Yesterday, she said: "Today, the danger for our Jewish compatriots ... is the rise of Islamist fundamentalism. I have said it and will say it again: I am their only shield."

Polls show Mr Macron would beat Ms Le Pen by 19 percentage points in the run-off but analysts have warned that high levels of abstention by moderates or a shock event could yield an upset.

Several public figures came out in support of Mr Macron yesterday, including World Cup football hero Zinedine Zidane, long France's most popular personality, and Chancellor Angela Merkel of Germany.

"I have absolutely no doubt that Emmanuel Macron will be a strong president if he is elected, as I hope he will be," Mrs Merkel told RND newspaper group.
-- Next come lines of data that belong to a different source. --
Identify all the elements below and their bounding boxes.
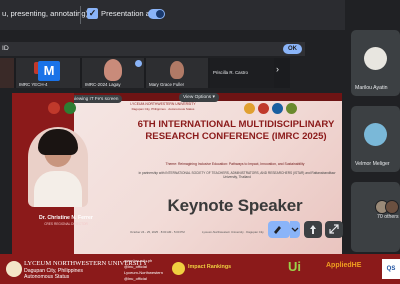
meet-window: u, presenting, annotating) ✓ Presentatio… xyxy=(0,0,400,284)
partner-seal xyxy=(258,103,269,114)
participant-tile-marilou[interactable]: Marilou Ayatin xyxy=(351,30,400,96)
others-tile[interactable]: 70 others xyxy=(351,182,400,252)
participant-video xyxy=(170,61,184,79)
avatar xyxy=(385,200,399,214)
view-options-button[interactable]: View Options ▾ xyxy=(179,93,219,102)
conference-theme: Theme: Reimagining Inclusive Education: … xyxy=(165,162,305,166)
partner-seal xyxy=(286,103,297,114)
fullscreen-icon[interactable] xyxy=(325,221,343,238)
participant-video xyxy=(104,59,122,81)
keynote-speaker-heading: Keynote Speaker xyxy=(167,196,303,215)
participant-tile[interactable]: IMRC-2024 Lagay xyxy=(82,58,144,88)
pin-icon[interactable] xyxy=(304,221,322,238)
others-count-label: 70 others xyxy=(377,214,399,220)
footer-university-status: Autonomous Status xyxy=(24,274,70,280)
participant-tile-partial[interactable] xyxy=(0,58,14,88)
partner-seal xyxy=(64,102,76,114)
ok-button[interactable]: OK xyxy=(283,44,302,54)
university-subheader: Dagupan City, Philippines · Autonomous S… xyxy=(131,107,195,111)
ui-greenmetric-logo: Ui xyxy=(288,259,301,274)
event-venue: Lyceum-Northwestern University · Dagupan… xyxy=(202,230,264,234)
participant-name: Mary Grace Fuller xyxy=(149,82,185,87)
avatar xyxy=(364,123,387,146)
participant-strip: IMRC YECH-4 IMRC-2024 Lagay Mary Grace F… xyxy=(0,58,290,88)
meeting-id-bar: ID OK xyxy=(0,42,305,56)
qs-logo: QS xyxy=(382,259,400,279)
participant-name: Marilou Ayatin xyxy=(355,85,388,91)
m-avatar-tile: M xyxy=(38,61,60,81)
partner-seal xyxy=(244,103,255,114)
annotate-dropdown-chevron-down-icon[interactable] xyxy=(290,221,300,238)
event-date: October 24 - 25, 2025 · 8:00 AM - 5:00 P… xyxy=(130,230,185,234)
university-header: LYCEUM-NORTHWESTERN UNIVERSITY xyxy=(130,102,196,106)
university-seal-logo xyxy=(6,261,22,277)
footer-social-link: Lyceum-Northwestern xyxy=(124,270,163,275)
impact-rankings-label: Impact Rankings xyxy=(188,264,232,270)
next-page-chevron-icon[interactable]: › xyxy=(276,64,285,82)
participant-name: Velmor Meliger xyxy=(355,161,390,167)
participant-tile-velmor[interactable]: Velmor Meliger xyxy=(351,106,400,172)
slide-footer-banner: LYCEUM NORTHWESTERN UNIVERSITY Dagupan C… xyxy=(0,254,400,284)
conference-title: 6TH INTERNATIONAL MULTIDISCIPLINARY RESE… xyxy=(137,119,335,142)
speaker-name: Dr. Christine N. Ferrer xyxy=(39,215,93,221)
meeting-id-label: ID xyxy=(2,45,9,52)
presenting-mode-label: u, presenting, annotating) xyxy=(2,9,89,18)
annotate-button[interactable] xyxy=(268,221,290,238)
toolbar-divider xyxy=(80,6,81,24)
participant-name: IMRC YECH-4 xyxy=(19,82,48,87)
participant-name: Priscilla R. Castro xyxy=(213,70,248,75)
university-seal xyxy=(48,102,60,114)
presentation-audio-checkbox[interactable]: ✓ xyxy=(87,8,98,19)
right-participant-panel: Marilou Ayatin Velmor Meliger 70 others xyxy=(351,30,400,284)
partnership-text: in partnership with INTERNATIONAL SOCIET… xyxy=(138,171,336,179)
speaker-photo xyxy=(28,127,88,207)
speaking-indicator-icon xyxy=(135,60,142,67)
presenting-toolbar: u, presenting, annotating) ✓ Presentatio… xyxy=(0,0,345,30)
footer-social-link: @lnu_official xyxy=(124,276,147,281)
presentation-audio-toggle[interactable] xyxy=(148,9,165,19)
rankings-logo xyxy=(172,262,185,275)
participant-tile[interactable]: Priscilla R. Castro xyxy=(210,58,274,88)
footer-social-link: @lnu_official xyxy=(124,264,147,269)
participant-name: IMRC-2024 Lagay xyxy=(85,82,121,87)
participant-tile[interactable]: Mary Grace Fuller xyxy=(146,58,208,88)
partner-seal xyxy=(272,103,283,114)
footer-social-link: www.lnu.edu.ph xyxy=(124,258,153,263)
avatar xyxy=(364,47,387,70)
speaker-title: CRES REGIONAL DIRECTOR xyxy=(44,222,88,226)
applied-he-logo: AppliedHE xyxy=(326,262,362,269)
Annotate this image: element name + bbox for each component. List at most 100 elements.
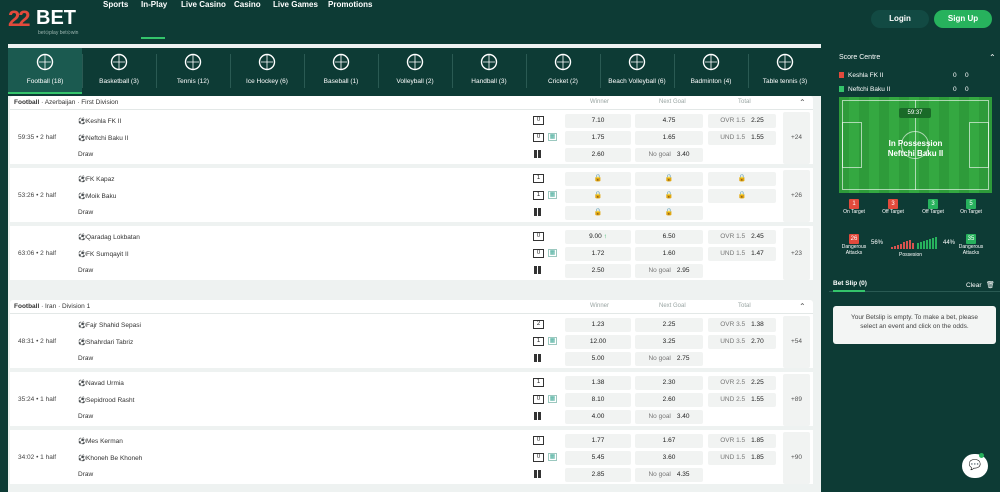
logo[interactable]: 22 BET bet⊙play bet⊙win [8,6,90,36]
nav-live-casino[interactable]: Live Casino [181,0,226,40]
odds-no-goal[interactable]: No goal 3.40 [635,148,703,162]
odds-next-goal-home[interactable]: 4.75 [635,114,703,128]
bars-icon[interactable] [534,208,543,216]
more-markets-button[interactable]: +24 [783,112,810,164]
odds-total-over[interactable]: OVR 2.5 2.25 [708,376,776,390]
odds-total-under[interactable]: UND 1.5 1.55 [708,131,776,145]
signup-button[interactable]: Sign Up [934,10,992,28]
odds-draw[interactable]: 2.60 [565,148,631,162]
odds-draw[interactable]: 4.00 [565,410,631,424]
home-team[interactable]: ⚽Navad Urmia [78,379,124,387]
odds-no-goal[interactable]: No goal 2.95 [635,264,703,278]
away-team[interactable]: ⚽Khoneh Be Khoneh [78,454,142,462]
odds-total-over[interactable]: OVR 1.5 2.45 [708,230,776,244]
more-markets-button[interactable]: +89 [783,374,810,426]
nav-in-play[interactable]: In-Play [141,0,167,40]
odds-total-over[interactable]: OVR 3.5 1.38 [708,318,776,332]
odds-no-goal[interactable]: No goal 2.75 [635,352,703,366]
odds-next-goal-away[interactable]: 1.65 [635,131,703,145]
league-name[interactable]: Football · Iran · Division 1 [14,303,90,310]
odds-winner-home[interactable]: 1.77 [565,434,631,448]
odds-no-goal[interactable]: No goal 3.40 [635,410,703,424]
odds-next-goal-home[interactable]: 2.30 [635,376,703,390]
odds-draw[interactable]: 2.85 [565,468,631,482]
home-team[interactable]: ⚽Keshla FK II [78,117,121,125]
odds-winner-away[interactable]: 12.00 [565,335,631,349]
odds-winner-away[interactable]: 5.45 [565,451,631,465]
chevron-up-icon[interactable]: ⌃ [799,98,806,107]
stats-icon[interactable]: ▦ [548,249,557,257]
bars-icon[interactable] [534,412,543,420]
chat-icon[interactable]: 💬 [962,454,988,478]
stat-home-dangerous: 26 Dangerous Attacks [839,234,869,256]
sport-tab-handball[interactable]: Handball (3) [452,48,526,94]
odds-next-goal-away[interactable]: 2.60 [635,393,703,407]
bars-icon[interactable] [534,354,543,362]
stats-icon[interactable]: ▦ [548,453,557,461]
bars-icon[interactable] [534,150,543,158]
sport-tab-table-tennis[interactable]: Table tennis (3) [748,48,822,94]
odds-winner-home[interactable]: 7.10 [565,114,631,128]
odds-next-goal-home[interactable]: 6.50 [635,230,703,244]
odds-winner-away[interactable]: 1.72 [565,247,631,261]
home-team[interactable]: ⚽Fajr Shahid Sepasi [78,321,141,329]
sport-tab-baseball[interactable]: Baseball (1) [304,48,378,94]
trash-icon[interactable]: 🗑 [986,281,995,289]
odds-next-goal-home[interactable]: 1.67 [635,434,703,448]
betslip-title[interactable]: Bet Slip (0) [833,280,867,287]
odds-next-goal-away[interactable]: 3.25 [635,335,703,349]
stats-icon[interactable]: ▦ [548,337,557,345]
odds-winner-home[interactable]: 1.23 [565,318,631,332]
login-button[interactable]: Login [871,10,929,28]
sport-tab-badminton[interactable]: Badminton (4) [674,48,748,94]
home-team[interactable]: ⚽FK Kapaz [78,175,115,183]
chevron-up-icon[interactable]: ⌃ [989,53,996,62]
away-team[interactable]: ⚽FK Sumqayit II [78,250,129,258]
sport-tab-volleyball[interactable]: Volleyball (2) [378,48,452,94]
away-team[interactable]: ⚽Neftchi Baku II [78,134,128,142]
odds-draw[interactable]: 5.00 [565,352,631,366]
home-team[interactable]: ⚽Qaradag Lokbatan [78,233,140,241]
sport-tab-ice-hockey[interactable]: Ice Hockey (6) [230,48,304,94]
odds-winner-away[interactable]: 8.10 [565,393,631,407]
stats-icon[interactable]: ▦ [548,133,557,141]
odds-total-over[interactable]: OVR 1.5 2.25 [708,114,776,128]
sport-tab-beach-volleyball[interactable]: Beach Volleyball (6) [600,48,674,94]
more-markets-button[interactable]: +26 [783,170,810,222]
away-team[interactable]: ⚽Moik Baku [78,192,116,200]
bars-icon[interactable] [534,470,543,478]
betslip-clear-button[interactable]: Clear [966,282,982,289]
odds-next-goal-away[interactable]: 3.60 [635,451,703,465]
odds-next-goal-home[interactable]: 2.25 [635,318,703,332]
away-team[interactable]: ⚽Shahrdari Tabriz [78,338,133,346]
odds-next-goal-away[interactable]: 1.60 [635,247,703,261]
league-name[interactable]: Football · Azerbaijan · First Division [14,99,118,106]
bars-icon[interactable] [534,266,543,274]
odds-total-under[interactable]: UND 2.5 1.55 [708,393,776,407]
odds-total-under[interactable]: UND 1.5 1.47 [708,247,776,261]
home-team[interactable]: ⚽Mes Kerman [78,437,123,445]
sport-tab-basketball[interactable]: Basketball (3) [82,48,156,94]
odds-total-under[interactable]: UND 3.5 2.70 [708,335,776,349]
odds-total-under[interactable]: UND 1.5 1.85 [708,451,776,465]
odds-winner-home[interactable]: 1.38 [565,376,631,390]
away-team[interactable]: ⚽Sepidrood Rasht [78,396,134,404]
odds-draw[interactable]: 2.50 [565,264,631,278]
more-markets-button[interactable]: +90 [783,432,810,484]
stats-icon[interactable]: ▦ [548,191,557,199]
sport-tab-tennis[interactable]: Tennis (12) [156,48,230,94]
sport-tab-cricket[interactable]: Cricket (2) [526,48,600,94]
nav-promotions[interactable]: Promotions [328,0,372,40]
sport-tab-football[interactable]: Football (18) [8,48,82,94]
nav-live-games[interactable]: Live Games [273,0,318,40]
odds-winner-away[interactable]: 1.75 [565,131,631,145]
nav-casino[interactable]: Casino [234,0,261,40]
odds-no-goal[interactable]: No goal 4.35 [635,468,703,482]
more-markets-button[interactable]: +23 [783,228,810,280]
more-markets-button[interactable]: +54 [783,316,810,368]
stats-icon[interactable]: ▦ [548,395,557,403]
nav-sports[interactable]: Sports [103,0,128,40]
chevron-up-icon[interactable]: ⌃ [799,302,806,311]
odds-total-over[interactable]: OVR 1.5 1.85 [708,434,776,448]
odds-winner-home[interactable]: 9.00 ↑ [565,230,631,244]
Ms Le Pen has sought to woo voters on either side of the political spectrum, urging leftists to shun Mr Macron, a pro-EU, free market ex-banker and conservatives that he is soft on terror.

Yesterday, she released an online plea to supporters of radical Left leader Jean-Luc Mélenchon, who won 19.6 per cent of the vote on April 23, to back her rather than Mr Macron, the choice of "the oligarchy".

After long refusing to endorse either candidate, Mr Mélenchon finally broke his silence to say he would not vote for Ms Le Pen, but would not officially endorse Mr Macron either in a runoff he dubbed "extreme finance versus the extreme Right".

An Odoxa poll suggested that 40 per cent of his supporters would back Macron, some 41 per cent would abstain and 19 per cent would vote Le Pen.